Haben Gesundheitsamt und Landratsamt nach der Corona-Infektion eines Schülers am Neubiberger Gymnasium zu spät reagiert? Zunächst waren am vergangenen Freitag nur die Mitschüler eines Kurses der Q 12 nach Hause geschickt worden, am Montag ordnete das Gesundheitsamt dann auch für drei weitere Kurse häusliche Quarantäne an.

Das Landratsamt begründet die Verzögerung mit verschiedenen behördlichen Zuständigkeitsbereichen und verschiedenen Klassenkonstellationen wie Wahlkursen und Oberstufenkursen. Dadurch könne es immer wieder zu nachträglichen Erkenntnissen kommen, was mögliche Kontaktpersonen eines Infizierten im relevanten Zeitraum angeht, wie Pressesprecherin Christine Spiegel erläutert.

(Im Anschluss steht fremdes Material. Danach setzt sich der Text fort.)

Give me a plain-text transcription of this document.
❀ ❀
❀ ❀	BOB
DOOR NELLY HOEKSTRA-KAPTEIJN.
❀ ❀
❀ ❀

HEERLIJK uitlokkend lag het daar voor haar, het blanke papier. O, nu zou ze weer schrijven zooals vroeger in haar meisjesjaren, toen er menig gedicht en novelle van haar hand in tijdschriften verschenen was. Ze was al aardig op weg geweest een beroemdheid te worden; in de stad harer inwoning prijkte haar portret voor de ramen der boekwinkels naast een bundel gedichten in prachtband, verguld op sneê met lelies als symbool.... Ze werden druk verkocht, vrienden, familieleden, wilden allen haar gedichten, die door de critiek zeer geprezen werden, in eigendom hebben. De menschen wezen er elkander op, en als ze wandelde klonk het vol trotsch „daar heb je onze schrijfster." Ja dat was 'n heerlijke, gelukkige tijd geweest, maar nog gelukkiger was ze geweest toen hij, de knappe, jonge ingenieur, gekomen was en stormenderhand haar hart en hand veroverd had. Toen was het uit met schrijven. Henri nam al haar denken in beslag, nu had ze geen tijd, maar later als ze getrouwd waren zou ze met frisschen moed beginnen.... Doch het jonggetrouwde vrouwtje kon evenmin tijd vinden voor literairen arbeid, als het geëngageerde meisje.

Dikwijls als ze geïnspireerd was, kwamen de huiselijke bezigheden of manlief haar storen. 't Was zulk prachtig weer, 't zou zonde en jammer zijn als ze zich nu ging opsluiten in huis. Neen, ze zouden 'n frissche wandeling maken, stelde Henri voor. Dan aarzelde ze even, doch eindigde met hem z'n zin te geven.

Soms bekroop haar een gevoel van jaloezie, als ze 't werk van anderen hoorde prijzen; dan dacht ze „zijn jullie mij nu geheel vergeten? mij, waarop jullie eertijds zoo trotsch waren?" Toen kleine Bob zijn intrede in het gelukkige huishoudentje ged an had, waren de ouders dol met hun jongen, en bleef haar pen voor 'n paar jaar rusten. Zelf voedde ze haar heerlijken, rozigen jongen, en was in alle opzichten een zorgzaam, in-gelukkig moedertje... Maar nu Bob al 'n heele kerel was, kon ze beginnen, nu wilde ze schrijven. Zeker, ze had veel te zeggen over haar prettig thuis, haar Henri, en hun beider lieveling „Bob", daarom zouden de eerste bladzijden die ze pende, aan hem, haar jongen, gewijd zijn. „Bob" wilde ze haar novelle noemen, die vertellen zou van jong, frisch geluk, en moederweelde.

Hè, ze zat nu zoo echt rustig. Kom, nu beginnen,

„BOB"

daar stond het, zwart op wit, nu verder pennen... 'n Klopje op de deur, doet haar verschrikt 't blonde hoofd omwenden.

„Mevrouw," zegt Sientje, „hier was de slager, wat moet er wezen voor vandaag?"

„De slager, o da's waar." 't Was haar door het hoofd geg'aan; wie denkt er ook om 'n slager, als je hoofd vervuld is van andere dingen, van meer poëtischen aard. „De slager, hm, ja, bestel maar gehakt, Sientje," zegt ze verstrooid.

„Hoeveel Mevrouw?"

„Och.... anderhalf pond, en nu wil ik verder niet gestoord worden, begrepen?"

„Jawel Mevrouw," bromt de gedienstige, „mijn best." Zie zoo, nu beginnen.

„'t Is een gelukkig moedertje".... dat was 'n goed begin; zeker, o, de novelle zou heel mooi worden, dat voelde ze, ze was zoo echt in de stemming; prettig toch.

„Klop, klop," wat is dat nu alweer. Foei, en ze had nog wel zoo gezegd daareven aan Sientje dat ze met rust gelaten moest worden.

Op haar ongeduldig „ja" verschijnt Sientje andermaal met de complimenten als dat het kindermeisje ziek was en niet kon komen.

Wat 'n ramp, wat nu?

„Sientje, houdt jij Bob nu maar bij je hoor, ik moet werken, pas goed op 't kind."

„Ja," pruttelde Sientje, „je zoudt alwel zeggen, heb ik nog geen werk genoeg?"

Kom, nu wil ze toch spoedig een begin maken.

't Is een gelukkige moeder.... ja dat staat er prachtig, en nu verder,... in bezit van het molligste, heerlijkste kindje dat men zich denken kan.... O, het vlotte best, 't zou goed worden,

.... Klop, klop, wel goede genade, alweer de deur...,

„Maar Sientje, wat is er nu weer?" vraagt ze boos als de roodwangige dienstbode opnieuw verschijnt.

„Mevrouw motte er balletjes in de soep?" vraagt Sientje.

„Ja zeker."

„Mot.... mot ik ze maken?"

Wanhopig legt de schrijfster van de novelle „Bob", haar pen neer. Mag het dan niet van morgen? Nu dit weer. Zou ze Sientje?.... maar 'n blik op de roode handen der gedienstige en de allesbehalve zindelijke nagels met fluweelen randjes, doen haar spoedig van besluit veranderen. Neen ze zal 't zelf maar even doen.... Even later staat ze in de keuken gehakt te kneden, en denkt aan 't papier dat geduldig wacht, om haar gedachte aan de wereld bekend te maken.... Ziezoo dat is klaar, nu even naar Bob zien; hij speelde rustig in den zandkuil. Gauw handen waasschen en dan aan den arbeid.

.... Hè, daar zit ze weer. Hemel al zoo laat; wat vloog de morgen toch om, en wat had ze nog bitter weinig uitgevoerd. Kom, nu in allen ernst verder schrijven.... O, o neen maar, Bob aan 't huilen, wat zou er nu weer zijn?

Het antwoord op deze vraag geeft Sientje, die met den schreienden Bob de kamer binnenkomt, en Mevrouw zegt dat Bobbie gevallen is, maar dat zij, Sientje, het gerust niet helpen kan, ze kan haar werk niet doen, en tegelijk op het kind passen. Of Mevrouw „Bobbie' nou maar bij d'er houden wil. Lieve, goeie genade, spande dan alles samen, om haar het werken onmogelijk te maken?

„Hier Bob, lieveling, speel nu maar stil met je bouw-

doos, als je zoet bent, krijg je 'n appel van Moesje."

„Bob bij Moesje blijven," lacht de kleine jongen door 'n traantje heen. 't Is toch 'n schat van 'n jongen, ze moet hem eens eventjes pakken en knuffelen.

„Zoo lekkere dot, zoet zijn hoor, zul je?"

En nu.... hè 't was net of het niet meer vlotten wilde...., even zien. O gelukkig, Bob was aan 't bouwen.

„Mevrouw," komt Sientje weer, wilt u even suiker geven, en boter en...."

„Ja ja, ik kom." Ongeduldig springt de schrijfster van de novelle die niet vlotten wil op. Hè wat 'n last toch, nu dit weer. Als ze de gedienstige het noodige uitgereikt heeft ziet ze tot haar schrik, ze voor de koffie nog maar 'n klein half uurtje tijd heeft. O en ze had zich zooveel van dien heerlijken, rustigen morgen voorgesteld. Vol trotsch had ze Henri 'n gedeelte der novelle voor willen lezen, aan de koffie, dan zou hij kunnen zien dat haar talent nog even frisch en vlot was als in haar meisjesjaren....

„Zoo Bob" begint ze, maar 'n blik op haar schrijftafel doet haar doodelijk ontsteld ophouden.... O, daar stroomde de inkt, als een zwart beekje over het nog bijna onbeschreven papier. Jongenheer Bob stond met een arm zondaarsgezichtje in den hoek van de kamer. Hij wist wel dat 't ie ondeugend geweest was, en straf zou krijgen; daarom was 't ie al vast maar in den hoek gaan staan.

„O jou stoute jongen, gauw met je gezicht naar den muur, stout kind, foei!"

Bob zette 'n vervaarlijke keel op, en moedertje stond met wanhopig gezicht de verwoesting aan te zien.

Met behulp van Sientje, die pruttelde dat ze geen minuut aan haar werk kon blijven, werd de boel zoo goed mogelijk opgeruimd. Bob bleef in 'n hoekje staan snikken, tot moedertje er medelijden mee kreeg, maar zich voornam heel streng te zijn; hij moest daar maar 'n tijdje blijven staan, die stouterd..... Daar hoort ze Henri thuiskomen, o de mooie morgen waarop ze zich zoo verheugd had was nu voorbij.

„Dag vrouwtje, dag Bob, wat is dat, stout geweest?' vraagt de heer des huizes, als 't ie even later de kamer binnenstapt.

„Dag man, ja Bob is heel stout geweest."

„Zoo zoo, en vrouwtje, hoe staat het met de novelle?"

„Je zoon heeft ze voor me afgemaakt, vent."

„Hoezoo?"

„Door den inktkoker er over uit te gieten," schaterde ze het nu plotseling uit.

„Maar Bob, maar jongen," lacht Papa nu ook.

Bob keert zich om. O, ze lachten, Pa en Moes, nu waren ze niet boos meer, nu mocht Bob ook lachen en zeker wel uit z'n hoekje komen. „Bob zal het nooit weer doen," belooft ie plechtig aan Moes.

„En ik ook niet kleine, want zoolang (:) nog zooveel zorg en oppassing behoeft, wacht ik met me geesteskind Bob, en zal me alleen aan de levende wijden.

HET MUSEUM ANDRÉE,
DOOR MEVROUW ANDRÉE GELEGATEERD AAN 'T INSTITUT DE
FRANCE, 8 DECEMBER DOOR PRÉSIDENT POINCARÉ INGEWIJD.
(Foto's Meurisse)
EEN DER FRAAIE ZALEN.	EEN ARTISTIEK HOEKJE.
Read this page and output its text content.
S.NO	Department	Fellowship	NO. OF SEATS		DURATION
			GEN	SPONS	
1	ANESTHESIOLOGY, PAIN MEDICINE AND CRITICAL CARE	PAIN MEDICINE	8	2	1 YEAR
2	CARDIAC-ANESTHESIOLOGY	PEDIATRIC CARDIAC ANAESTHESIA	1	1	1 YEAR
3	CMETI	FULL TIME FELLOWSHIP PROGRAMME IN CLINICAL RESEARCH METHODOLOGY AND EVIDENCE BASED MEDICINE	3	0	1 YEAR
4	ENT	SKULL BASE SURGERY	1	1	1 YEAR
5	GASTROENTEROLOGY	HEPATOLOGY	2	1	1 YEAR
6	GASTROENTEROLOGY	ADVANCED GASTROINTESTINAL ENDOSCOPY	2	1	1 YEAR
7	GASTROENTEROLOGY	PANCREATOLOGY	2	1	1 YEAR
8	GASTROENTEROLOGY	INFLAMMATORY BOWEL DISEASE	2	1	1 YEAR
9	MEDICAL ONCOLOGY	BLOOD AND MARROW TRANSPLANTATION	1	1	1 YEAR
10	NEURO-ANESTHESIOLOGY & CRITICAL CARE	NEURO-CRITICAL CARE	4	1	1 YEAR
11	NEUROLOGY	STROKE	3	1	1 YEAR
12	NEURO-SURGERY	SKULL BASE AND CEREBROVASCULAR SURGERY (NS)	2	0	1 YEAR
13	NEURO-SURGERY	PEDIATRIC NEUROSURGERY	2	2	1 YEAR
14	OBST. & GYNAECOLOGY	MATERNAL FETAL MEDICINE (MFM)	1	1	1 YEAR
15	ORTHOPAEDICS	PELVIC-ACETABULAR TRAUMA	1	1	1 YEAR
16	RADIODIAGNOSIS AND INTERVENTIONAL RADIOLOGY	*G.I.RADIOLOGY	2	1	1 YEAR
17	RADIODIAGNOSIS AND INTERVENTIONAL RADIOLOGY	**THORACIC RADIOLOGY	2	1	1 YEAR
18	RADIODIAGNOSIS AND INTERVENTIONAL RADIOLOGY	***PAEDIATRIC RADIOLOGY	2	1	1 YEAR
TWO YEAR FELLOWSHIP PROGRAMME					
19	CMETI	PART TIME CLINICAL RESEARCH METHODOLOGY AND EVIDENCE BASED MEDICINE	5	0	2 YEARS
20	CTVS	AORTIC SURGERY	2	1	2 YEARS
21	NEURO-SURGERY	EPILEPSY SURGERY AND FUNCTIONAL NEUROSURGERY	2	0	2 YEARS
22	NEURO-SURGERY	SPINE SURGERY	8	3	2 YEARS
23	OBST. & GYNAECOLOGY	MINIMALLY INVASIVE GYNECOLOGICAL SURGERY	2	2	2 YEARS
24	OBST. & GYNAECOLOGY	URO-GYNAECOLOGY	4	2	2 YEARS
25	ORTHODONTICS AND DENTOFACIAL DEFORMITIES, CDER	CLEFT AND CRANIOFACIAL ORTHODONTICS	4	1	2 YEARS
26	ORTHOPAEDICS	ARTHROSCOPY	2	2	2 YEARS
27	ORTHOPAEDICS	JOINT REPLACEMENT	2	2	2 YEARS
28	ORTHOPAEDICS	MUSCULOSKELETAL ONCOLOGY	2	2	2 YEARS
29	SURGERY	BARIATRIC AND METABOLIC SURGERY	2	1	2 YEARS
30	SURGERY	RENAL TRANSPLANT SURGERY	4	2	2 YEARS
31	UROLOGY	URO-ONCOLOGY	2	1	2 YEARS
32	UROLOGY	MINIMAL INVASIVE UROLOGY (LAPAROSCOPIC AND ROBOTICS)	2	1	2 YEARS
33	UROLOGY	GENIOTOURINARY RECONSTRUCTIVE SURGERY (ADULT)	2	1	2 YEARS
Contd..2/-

Grundsätzlich gilt für die Anordnung einer Quarantäne an Schulen: Wird ein Schüler positiv auf das Virus getestet, wird die gesamte Klasse für 14 Tage vom Unterricht ausgeschlossen und das Gesundheitsamt ordnet eine Quarantäne an. Alle Schüler der Klasse werden zudem umgehend auf das Virus getestet. Direkte Kontaktpersonen der Kategorie eins müssen sich für mindestens 14 Tage in Isolation begeben, auch wenn die Testergebnisse in dem Zeitraum negativ sind. Darunter fallen alle Personen, die mindestens 15 Minuten in einem Raum mit der infizierten Person waren. Über weitere Personen, die mit dem Infizierten Kontakt hatten, wird im Einzelfall entschieden. "Zum Beispiel kann es sein, dass Schüler, die zwar dem Klassenverbund angehören, aber aufgrund von Abwesenheiten oder unterschiedlichen Kursen mit dem infizierten Schüler keinen Kontakt im infektionsrelevanten Zeitraum hatten, deshalb anders als der Rest der Klasse nicht in Quarantäne müssen", so die Behördensprecherin.

Am Gymnasium in Neubiberg war vergangene Woche zunächst ein Siebtklässler positiv getestet worden, ein paar Tage später auch ein Schüler der Oberstufe. Weitere Tests unter Mitschülern waren zunächst negativ ausgefallen.